Das "persönliche Unbewusste" wäre gleichsam der Hort der individuellen (und meist familiären) Erfahrungen, die vermittelt über die Familienmitglieder in die Seele der Menschen eingesenkt wird und dort verborgene Kräfte aktiviert. Kräfte, die einerseits lähmend und andererseits agierend in die Zukunft dieses einen Menschen hinein ausgerichtet sind und dort - hinter seinem Rücken - sich ausbreiten.
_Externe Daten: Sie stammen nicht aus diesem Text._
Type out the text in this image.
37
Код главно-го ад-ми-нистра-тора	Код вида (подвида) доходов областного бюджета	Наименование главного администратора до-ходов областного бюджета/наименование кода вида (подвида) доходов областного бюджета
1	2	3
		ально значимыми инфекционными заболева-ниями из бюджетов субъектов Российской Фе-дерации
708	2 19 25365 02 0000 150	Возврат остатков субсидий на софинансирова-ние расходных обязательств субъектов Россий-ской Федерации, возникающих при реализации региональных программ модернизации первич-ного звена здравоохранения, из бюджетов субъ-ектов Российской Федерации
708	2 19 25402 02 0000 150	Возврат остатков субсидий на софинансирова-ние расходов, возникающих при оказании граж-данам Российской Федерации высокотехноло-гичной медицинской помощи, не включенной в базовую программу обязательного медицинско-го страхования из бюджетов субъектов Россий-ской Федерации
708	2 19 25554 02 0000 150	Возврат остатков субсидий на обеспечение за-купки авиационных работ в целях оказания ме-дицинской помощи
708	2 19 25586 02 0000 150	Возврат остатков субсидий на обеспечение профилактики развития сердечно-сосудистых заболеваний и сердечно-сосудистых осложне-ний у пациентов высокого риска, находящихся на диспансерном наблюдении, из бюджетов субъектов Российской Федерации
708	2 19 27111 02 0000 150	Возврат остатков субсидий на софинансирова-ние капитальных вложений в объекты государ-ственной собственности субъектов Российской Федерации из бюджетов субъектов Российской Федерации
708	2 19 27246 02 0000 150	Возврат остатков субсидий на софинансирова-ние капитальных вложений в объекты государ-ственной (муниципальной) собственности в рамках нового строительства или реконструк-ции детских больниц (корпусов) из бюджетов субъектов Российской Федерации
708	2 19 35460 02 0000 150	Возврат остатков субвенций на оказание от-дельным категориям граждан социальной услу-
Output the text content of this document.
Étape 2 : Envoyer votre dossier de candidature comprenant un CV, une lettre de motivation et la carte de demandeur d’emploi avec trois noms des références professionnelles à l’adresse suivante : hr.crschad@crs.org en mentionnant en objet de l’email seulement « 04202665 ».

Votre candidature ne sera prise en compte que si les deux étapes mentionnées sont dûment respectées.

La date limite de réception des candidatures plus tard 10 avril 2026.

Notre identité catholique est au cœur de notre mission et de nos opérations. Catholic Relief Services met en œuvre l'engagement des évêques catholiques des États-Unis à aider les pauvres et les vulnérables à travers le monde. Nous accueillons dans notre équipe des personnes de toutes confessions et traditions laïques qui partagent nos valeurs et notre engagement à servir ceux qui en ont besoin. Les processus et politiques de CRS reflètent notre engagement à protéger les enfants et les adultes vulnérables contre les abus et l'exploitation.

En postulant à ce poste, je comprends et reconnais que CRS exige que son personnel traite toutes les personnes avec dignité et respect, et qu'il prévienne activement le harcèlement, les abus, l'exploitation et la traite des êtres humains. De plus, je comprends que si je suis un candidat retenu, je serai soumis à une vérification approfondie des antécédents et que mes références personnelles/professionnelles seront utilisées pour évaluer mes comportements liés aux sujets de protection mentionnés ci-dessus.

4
Anders gesagt: Das "persönliche Unbewusste" ist es, dass aus den Hallen des Unbewussten in einer Familienaufstellung nach oben gezogen wird, im helleren Licht der Wahrheit aufscheinen und dort seine Wirkung entfalten darf. Wie das aussieht, kennt jeder, der einmal eine Aufstellungsgruppe besucht hat.

Was aber ist mit dem kollektiven Unbewussten? Nun, das zu vermitteln wird die Aufgabe dieser Texte über die Archetypen sein.

Zuvor noch drei Worte des Dankes: Wieder einmal mehr gilt meine Hochachtung und mein Dank zwei Männern, die so viele weisse Flecken auf der Landkarte der Seele erschlossen haben, wie kaum jemand vor ihnen. Bert Hellingers Leistungen werden wir wohl erst in einigen Jahrzehnten vollständig ermessen können. C.G. Jungs Leistung - er trieb seine Sonde in die Menschliche Seele hinab - tiefer als jeder vor ihm. Diesen beiden Männern zur Seite steht eine grosse Frau, die mich das Reisen in das Innere lehrte. Jean Houston hat mich in den Mythos hinein geführt. Mein Dank an sie arbeitet in mir schon mehr als dreissig Jahre!

Dieses Amalgam in mir wäre unvollständig, wenn ich nicht jene Menschen dankbar erwähnte, die mich immer aufs Neue zwangen, die Dinge, die ich hier beschreibe, auch am lebenden Menschen zu überprüfen.

Ich meine jene Klienten, die den Mut fanden, zu uns in die Einzelsitzung zu kommen oder unsere Gruppen mit Familienaufstellungen zu besuchen. Hier allein liegt the proof of the pudding. Dennoch: Jeder Satz in diesen Texten ist von meinen Klienten - und nur von ihnen - gedeckt.